Je chemine sur le GR 6 au fond des gorges du Tarn, direction plein sud entre le causse du Sauveterre à l’ouest et le causse Méjean à l’est. Je traverse le hameau extraordinaire de la Sablière relié à l’autre rive par un câble avant d’arriver au Rozier situé au confluent de la Jonte et du Tarn entre Lozère et Aveyron.
Voici le texte de cette vidéo:
Aujourd’hui encore, je m’échappe au petit jour du confort du California.

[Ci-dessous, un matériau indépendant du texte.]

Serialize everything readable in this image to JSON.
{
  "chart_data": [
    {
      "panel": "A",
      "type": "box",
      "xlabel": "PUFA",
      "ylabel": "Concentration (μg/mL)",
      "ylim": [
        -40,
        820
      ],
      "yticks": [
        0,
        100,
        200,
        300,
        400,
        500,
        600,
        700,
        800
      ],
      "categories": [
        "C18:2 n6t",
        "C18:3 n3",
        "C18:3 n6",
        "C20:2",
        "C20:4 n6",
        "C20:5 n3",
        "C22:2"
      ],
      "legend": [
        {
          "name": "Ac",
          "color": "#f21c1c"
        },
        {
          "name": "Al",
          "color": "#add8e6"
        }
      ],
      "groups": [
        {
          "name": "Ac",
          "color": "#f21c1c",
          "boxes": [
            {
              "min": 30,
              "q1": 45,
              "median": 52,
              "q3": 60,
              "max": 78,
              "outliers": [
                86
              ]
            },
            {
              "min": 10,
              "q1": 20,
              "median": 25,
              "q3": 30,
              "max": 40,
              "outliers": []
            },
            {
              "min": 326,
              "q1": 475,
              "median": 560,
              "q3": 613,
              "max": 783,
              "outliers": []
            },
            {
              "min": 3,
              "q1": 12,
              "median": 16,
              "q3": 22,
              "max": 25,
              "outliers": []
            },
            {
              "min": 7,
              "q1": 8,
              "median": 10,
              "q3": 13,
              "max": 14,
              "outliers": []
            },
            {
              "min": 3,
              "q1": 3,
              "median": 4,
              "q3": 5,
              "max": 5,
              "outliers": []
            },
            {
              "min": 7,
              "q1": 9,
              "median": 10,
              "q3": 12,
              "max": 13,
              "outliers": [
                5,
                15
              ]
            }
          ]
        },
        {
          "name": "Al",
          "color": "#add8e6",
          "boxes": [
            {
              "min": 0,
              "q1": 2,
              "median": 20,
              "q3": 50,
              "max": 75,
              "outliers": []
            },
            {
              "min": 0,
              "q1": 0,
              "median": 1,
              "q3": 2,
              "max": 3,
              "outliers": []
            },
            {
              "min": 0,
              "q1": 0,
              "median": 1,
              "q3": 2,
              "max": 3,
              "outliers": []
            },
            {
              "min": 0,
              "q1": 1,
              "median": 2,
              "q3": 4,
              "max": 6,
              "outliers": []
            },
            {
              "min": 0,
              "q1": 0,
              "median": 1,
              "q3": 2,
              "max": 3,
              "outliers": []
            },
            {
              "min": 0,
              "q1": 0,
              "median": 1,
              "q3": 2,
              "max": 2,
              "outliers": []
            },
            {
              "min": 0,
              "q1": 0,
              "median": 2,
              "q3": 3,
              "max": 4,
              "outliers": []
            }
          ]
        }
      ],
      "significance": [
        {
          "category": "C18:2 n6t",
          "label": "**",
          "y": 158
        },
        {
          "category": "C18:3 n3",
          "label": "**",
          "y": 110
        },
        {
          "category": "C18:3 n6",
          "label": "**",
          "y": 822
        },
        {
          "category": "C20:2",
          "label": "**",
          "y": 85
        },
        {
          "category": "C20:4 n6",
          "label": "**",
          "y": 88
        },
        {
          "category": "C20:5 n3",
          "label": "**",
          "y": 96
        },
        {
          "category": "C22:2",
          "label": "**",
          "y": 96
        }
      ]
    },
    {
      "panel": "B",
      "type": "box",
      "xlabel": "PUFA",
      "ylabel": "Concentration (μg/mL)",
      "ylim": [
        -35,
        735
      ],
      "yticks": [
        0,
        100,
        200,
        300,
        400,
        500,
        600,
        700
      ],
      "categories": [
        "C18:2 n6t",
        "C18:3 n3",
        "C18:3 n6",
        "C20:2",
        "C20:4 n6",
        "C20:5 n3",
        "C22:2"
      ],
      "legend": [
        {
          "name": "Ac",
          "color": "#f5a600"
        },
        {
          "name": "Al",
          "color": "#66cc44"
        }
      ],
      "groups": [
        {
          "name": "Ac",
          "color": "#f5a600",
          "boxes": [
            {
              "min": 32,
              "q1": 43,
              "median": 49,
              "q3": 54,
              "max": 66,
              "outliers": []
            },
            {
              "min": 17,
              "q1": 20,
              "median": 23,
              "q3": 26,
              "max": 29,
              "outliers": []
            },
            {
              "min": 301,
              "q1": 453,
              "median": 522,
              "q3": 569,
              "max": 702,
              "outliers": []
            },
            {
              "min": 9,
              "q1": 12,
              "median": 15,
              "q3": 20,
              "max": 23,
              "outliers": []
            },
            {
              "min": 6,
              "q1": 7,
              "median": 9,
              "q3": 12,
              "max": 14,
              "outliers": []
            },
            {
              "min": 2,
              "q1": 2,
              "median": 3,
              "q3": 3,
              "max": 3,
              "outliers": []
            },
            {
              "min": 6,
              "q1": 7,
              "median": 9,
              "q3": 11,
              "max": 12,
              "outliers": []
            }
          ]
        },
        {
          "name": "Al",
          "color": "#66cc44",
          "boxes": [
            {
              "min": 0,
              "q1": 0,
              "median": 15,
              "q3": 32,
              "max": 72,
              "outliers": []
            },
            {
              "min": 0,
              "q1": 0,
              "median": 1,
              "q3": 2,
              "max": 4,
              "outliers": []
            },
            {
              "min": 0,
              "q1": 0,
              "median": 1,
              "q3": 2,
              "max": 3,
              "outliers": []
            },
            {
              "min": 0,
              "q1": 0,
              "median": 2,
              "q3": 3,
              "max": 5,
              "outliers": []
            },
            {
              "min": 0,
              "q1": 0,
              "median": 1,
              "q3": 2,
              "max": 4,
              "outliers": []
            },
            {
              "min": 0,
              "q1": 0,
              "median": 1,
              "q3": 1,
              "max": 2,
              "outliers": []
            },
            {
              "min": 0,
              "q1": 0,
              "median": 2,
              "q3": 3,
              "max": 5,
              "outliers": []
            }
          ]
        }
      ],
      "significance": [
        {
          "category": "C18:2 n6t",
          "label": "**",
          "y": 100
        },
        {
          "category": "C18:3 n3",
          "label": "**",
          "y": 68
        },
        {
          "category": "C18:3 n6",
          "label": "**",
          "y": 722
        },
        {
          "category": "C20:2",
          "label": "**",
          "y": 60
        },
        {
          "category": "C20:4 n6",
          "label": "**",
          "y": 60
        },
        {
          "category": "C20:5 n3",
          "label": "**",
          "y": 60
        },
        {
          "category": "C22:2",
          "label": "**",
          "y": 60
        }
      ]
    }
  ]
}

Laissant derrière moi le village des Vignes adossé au causse du Sauveterre, ce causse que j’ai traversé hier, j’emprunte le GR 6 qui longe le Tarn sur sa rive gauche.
Coup d’œil en face sur cette curieuse bâtisse du village de Saint-Rome-de-Dolan que j’avais repérée hier et qui pointe son nez au soleil alors qu’enfoncée dans les gorges, je vais cheminer à l’ombre une grande partie de la journée.
En face, c’est donc le flanc boisé du causse du Sauveterre alors que sur ma gauche s’élève le causse Méjean, dont les tours calcaires annoncent le plateau du Champ Rouge et le hameau du Bruel.
Sur cette partie aval des gorges, le Tarn a creusé son lit adoptant la direction plein sud, parfaite pour moi.
Mais bien en amont, il a pris sa source à l’est, sur le Mont Lozère, un massif granitique. Puis il a dû creuser dans le calcaire un canyon très profond, entre 400 et 600m, sur plus de 50km pour traverser les plateaux des Grands Causses.
Ici ou là, des cornouillers mâles offrent leurs fruits rouges vermillon qui ressemblent tant à des cerises. Les feuilles cependant sont bien différentes. Le bois du cornouiller est dur comme de la corne d’où son nom. Il est entomogame c’est-à-dire qu’il se reproduit à l’aide d’insectes pollinisateurs. Les fleurs jaunes qui apparaissent dès février fournissent aux abeilles une grande quantité de nectar et de pollen : c’est donc une excellente plante mellifère.
Le sentier longe d’abord le lit de la rivière, passe sous les ruines du château de Blanquefort, au-dessus de ma tête, perdu dans la forêt mais surtout confondu avec la falaise blanche, puis s’élève doucement permettant quelques beaux coups d’œil en arrière.
Je me rapproche de la roche qui présente quelques curiosités comme des mousses et des lichens ou comme ces troncs tordus, partis à l’assaut de la lumière, qui s’enroulent sur eux-mêmes et semblent s’incruster dans la paroi rugueuse, vert amande, rose ou bleutée.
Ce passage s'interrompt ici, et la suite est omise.